An Impact Shower on the Earth, Moon, and Mars from 800 Million Years Ago

Many assume that inner solar system impact rates have been constant for the last ~3 Gyr (e.g., [1]). The evidence for a constant flux, however, is based on the spatial densities of small craters (D_crater < 1-2 km diameter) superposed on dated lunar terrains [2]. While these data constrain the flux of small asteroids (D < 0.1 km), they are less predictive of the large impactor flux, which may be driven by surges. For example, [3] measured the spatial densities of D_crater < 0.1-0.2 km craters on the ejecta blankets of 59 fresh lunar craters with D_crater > 20 km; 45 are shown in the Left Fig. By setting Copernicus crater (D_crater  = 93 km) to be 800 Myr old (Ma), based on Apollo 12 data [2], crater spatial densities can be turned into ages (Left Fig). Their results suggest a prominent lunar shower occurred ~800 Ma.  Similar trends are found in the ⁴⁰Ar/³⁹Ar age profiles of 118 lunar impact glasses [4] (Left Fig). The match between crater and impact glass ages provides support for the work of [5], the first to argue for a lunar impact spike ~800 Ma. They also indicate lunar impact glass ages are less biased than previously thought (e.g., [6]).

Using collisional/dynamical models [e.g., 7], we can now reproduce this impactor surge from the formation of the Eulalia asteroid family, whose D > 100 km parent body disrupted on the brink of the 3:1 mean motion resonance with Jupiter (J3:1) ~ 800 Ma (Top Fig). This rare occurrence allowed roughly half the family to be injected into the J3:1, with additional members migrating in later by Yarkovsky drift. Ultimately, approximately three-fourths of this family reached the J3:1 over a roughly ~100 Myr interval, enough to explain the size and number of large lunar craters with ages near 800 Ma.  

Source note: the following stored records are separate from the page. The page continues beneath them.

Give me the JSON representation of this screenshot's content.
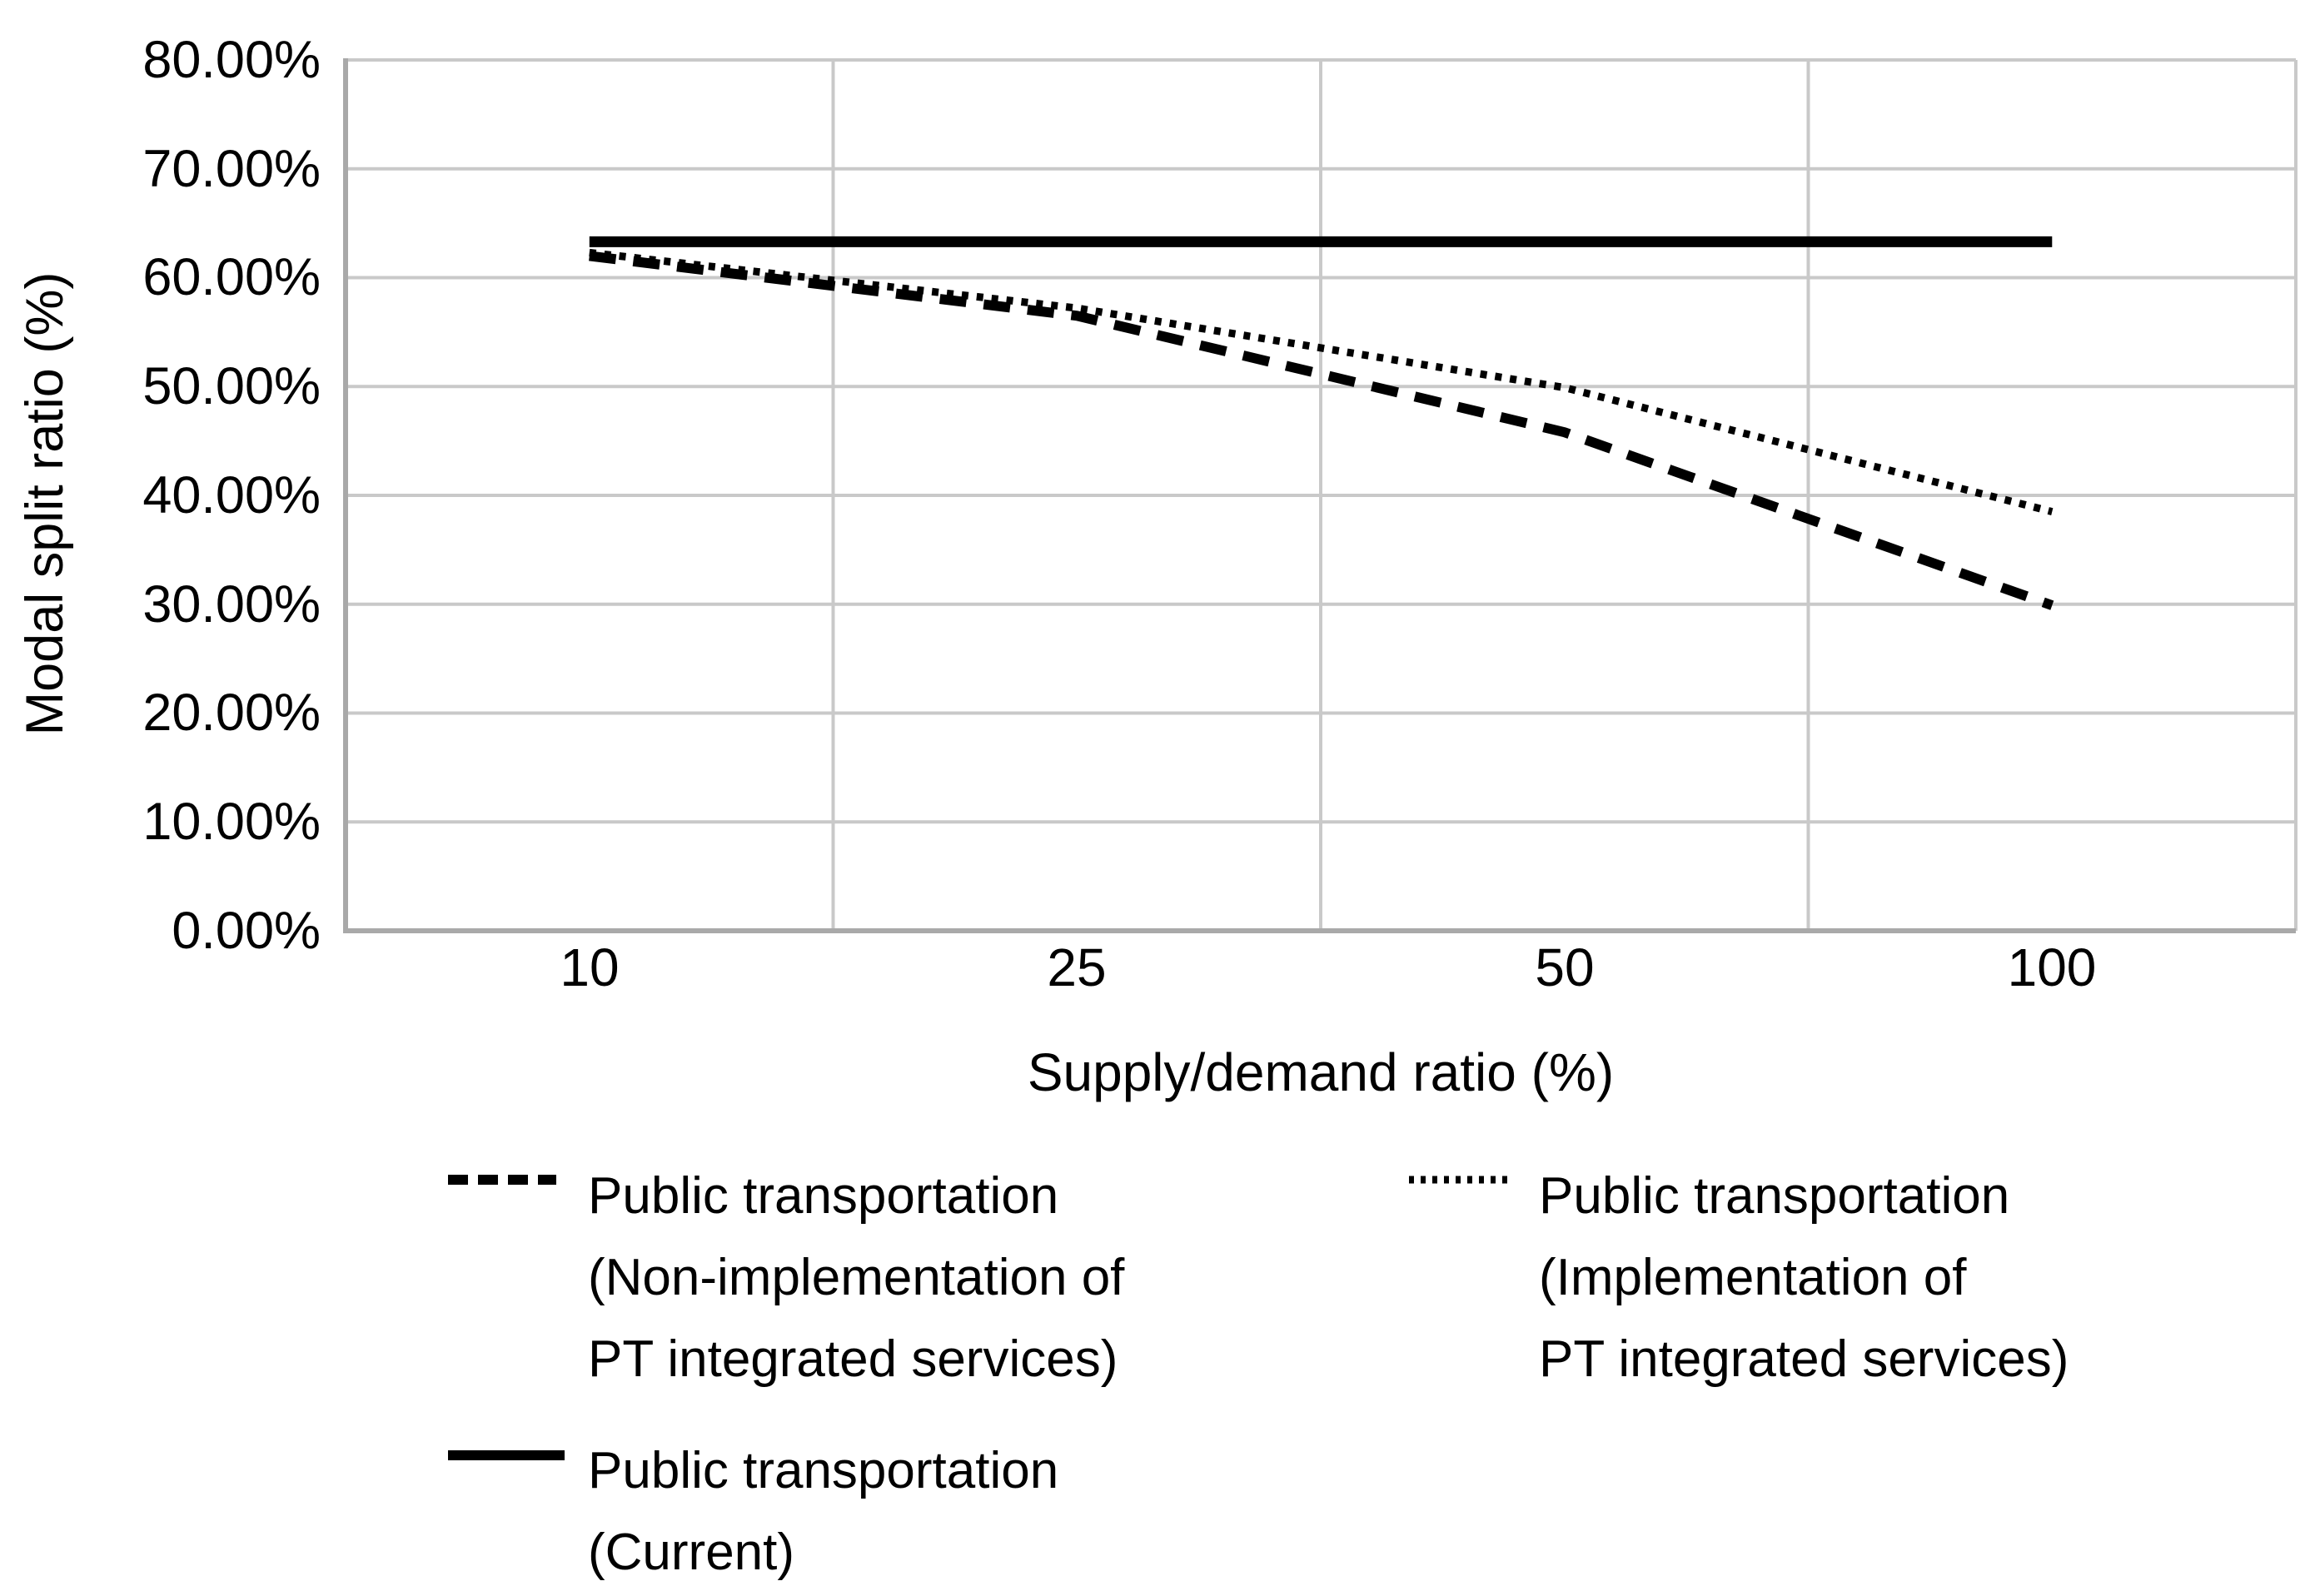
{
  "chart_data": {
    "type": "line",
    "title": "",
    "xlabel": "Supply/demand ratio (%)",
    "ylabel": "Modal split ratio (%)",
    "categories": [
      "10",
      "25",
      "50",
      "100"
    ],
    "series": [
      {
        "name": "Public transportation (Non-implementation of PT integrated services)",
        "style": "dashed",
        "color": "#000000",
        "values": [
          62.0,
          56.5,
          45.8,
          29.9
        ]
      },
      {
        "name": "Public transportation (Implementation of PT integrated services)",
        "style": "dotted",
        "color": "#000000",
        "values": [
          62.3,
          57.2,
          49.9,
          38.5
        ]
      },
      {
        "name": "Public transportation (Current)",
        "style": "solid",
        "color": "#000000",
        "values": [
          63.3,
          63.3,
          63.3,
          63.3
        ]
      }
    ],
    "ylim": [
      0,
      80
    ],
    "y_tick_step": 10,
    "y_tick_labels": [
      "0.00%",
      "10.00%",
      "20.00%",
      "30.00%",
      "40.00%",
      "50.00%",
      "60.00%",
      "70.00%",
      "80.00%"
    ],
    "grid": true,
    "gridline_color": "#c9c9c9",
    "axis_line_color": "#a9a9a9",
    "legend_position": "bottom"
  },
  "legend": {
    "entries": [
      {
        "style": "dashed",
        "lines": [
          "Public transportation",
          "(Non-implementation of",
          "PT integrated services)"
        ]
      },
      {
        "style": "dotted",
        "lines": [
          "Public transportation",
          "(Implementation of",
          "PT integrated services)"
        ]
      },
      {
        "style": "solid",
        "lines": [
          "Public transportation",
          "(Current)"
        ]
      }
    ]
  }
}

Note that for every impact on the Moon, ~twenty same-sized or larger impacts strike Earth. We find this bombardment intriguing because several sudden transitions in our biosphere occur near 800 Ma.  Some examples include: (i) the return of anoxic conditions to the deep ocean for the first time since ~1.8 Ga [8], (ii) an abrupt decrease in carbon isotopes (δ13C) in Australia’s Bitter Springs formation (e.g., [9]), and (iii) major changes in the abundance, diversity, and environmental distribution of marine eukaryotes [10]. We speculate that major terrestrial impacts near this time from Eulalia projectiles might have stimulated such activity.  If true, it can be argued that the Eulalia family forming event strongly influenced the evolution of life on Earth.  We also point out that Martian caldera ages, dated using superposed craters, show hints of clustering near 800 Ma.  If so, Eulalia impacts may also be responsible for a short-term increase in Martian volcanism near that time. 

[1] Neukum, G. et al. 2001. Space Sci. Rev. 96, 55. [2] Stöffler, D., Ryder, G. 2001. Space Sci. Rev. 96, 9. [3] Terada, K. et al. 2020. Nature Comm. 11, 3453. [4] Ghent, R. R., & N. E. B. Zellner. 2020. White Paper for the Planetary Decadal Survey. [5] Zellner, N. E. B., et al. 2009. GCA 73, 4590.  [6] Huang, Y.-H. et al. 2018, GRL 45, 6805; [7] Bottke, W. F. 2015. Icarus 247, 191-271. [8] Canfield, D. E. et al. 2008. Science 321, 949. [9] Wörndle et al. 2019. Chem. Geo 524, 119. [10] Knoll A. H. 2014. Cold Spring Harb Perspect Biol 6, a016121.